Researchers from the University of New South Wales (UNSW) in Sydney have unveiled a groundbreaking invention – the world’s first motor powered by a droplet of liquid metal. This innovative technology is poised to revolutionize various fields such as soft robotics, flexible electronics, and medical devices.
In a recent blog post by UNSW on January 19, it was revealed that this experimental motor operates without the traditional rigid components like coils or magnets found in conventional designs. Instead, it utilizes swirling flows within a suspended droplet of liquid metal immersed in a salt solution and exposed to an electric field. A small copper paddle placed inside the droplet is propelled by these internal flows, generating continuous rotational movement.
The device, named the liquid metal droplet rotary paddle motor, represents a novel approach to generating mechanical motion. Achieving speeds of up to 320 revolutions per minute, this motor sets a new performance standard for actuators based on liquid metal.

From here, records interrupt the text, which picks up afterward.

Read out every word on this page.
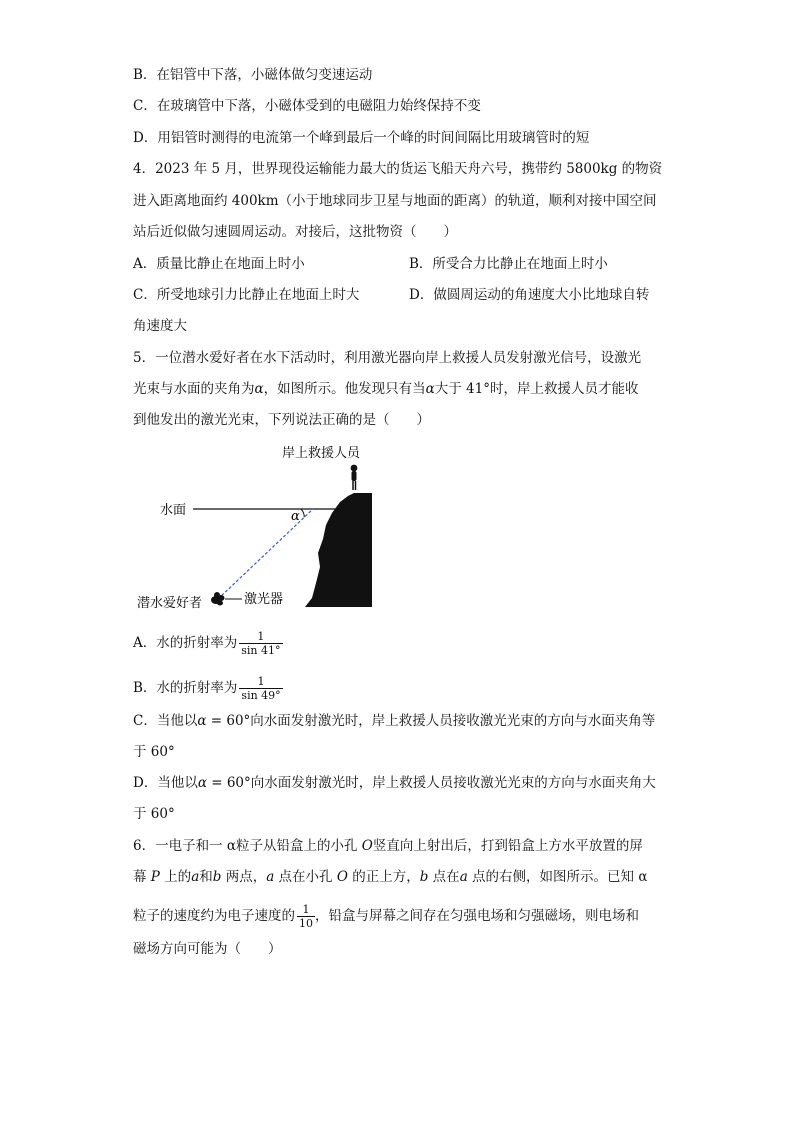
B．在铝管中下落，小磁体做匀变速运动
C．在玻璃管中下落，小磁体受到的电磁阻力始终保持不变
D．用铝管时测得的电流第一个峰到最后一个峰的时间间隔比用玻璃管时的短
4．2023 年 5 月，世界现役运输能力最大的货运飞船天舟六号，携带约 5800kg 的物资
进入距离地面约 400km（小于地球同步卫星与地面的距离）的轨道，顺利对接中国空间
站后近似做匀速圆周运动。对接后，这批物资（　　）
A．质量比静止在地面上时小	B．所受合力比静止在地面上时小
C．所受地球引力比静止在地面上时大	D．做圆周运动的角速度大小比地球自转
角速度大
5．一位潜水爱好者在水下活动时，利用激光器向岸上救援人员发射激光信号，设激光
光束与水面的夹角为α，如图所示。他发现只有当α大于 41°时，岸上救援人员才能收
到他发出的激光光束，下列说法正确的是（　　）
岸上救援人员
水面	α
潜水爱好者	激光器
A．水的折射率为 $\frac{1}{\sin 41^\circ}$
B．水的折射率为 $\frac{1}{\sin 49^\circ}$
C．当他以α = 60°向水面发射激光时，岸上救援人员接收激光光束的方向与水面夹角等
于 60°
D．当他以α = 60°向水面发射激光时，岸上救援人员接收激光光束的方向与水面夹角大
于 60°
6．一电子和一 α粒子从铅盒上的小孔 O竖直向上射出后，打到铅盒上方水平放置的屏
幕 P 上的a和b 两点，a 点在小孔 O 的正上方，b 点在a 点的右侧，如图所示。已知 α
粒子的速度约为电子速度的 $\frac{1}{10}$ ，铅盒与屏幕之间存在匀强电场和匀强磁场，则电场和
磁场方向可能为（　　）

Dr. Priyank Kumar, the project supervisor, emphasized the uniqueness of this design, highlighting that the rotation is driven by the flow of liquid metal itself, eliminating the need for solid moving components. This innovative concept showcases how simple, flowing materials can be harnessed to facilitate rotation in compact and flexible systems.
Electric motors are integral to a multitude of modern technologies, from personal gadgets to industrial equipment. The potential of alternative motor designs is vast, particularly in scenarios where conventional rigid elements are impractical, as indicated by the blog.
The liquid metal motor holds significant promise for soft robotics, a field dedicated to creating machines capable of flexible movements in constrained or irregular spaces. Unlike rigid mechanisms like gears and shafts, a flexible motor opens up new possibilities for diverse forms of motion and functionality.
Professor Kourosh Kalantar-Zadeh from the University of Sydney, a collaborator on the project, envisioned the application of this motor in scenarios like a miniature robot navigating intricate spaces within the human body. The flexibility of such motors could facilitate delicate movements without the constraints of rigid structures.
PhD student Richard Fuchs, the mastermind behind the motor’s development, likened its operation to a miniature waterwheel, with the liquid metal flow propelling the copper paddles akin to water driving a wheel.
Apart from robotics, the researchers foresee potential applications of this technology in areas such as flexible electronics, microfluidic systems, and biomedical implants, where compact and adaptable motion is essential in sensitive environments.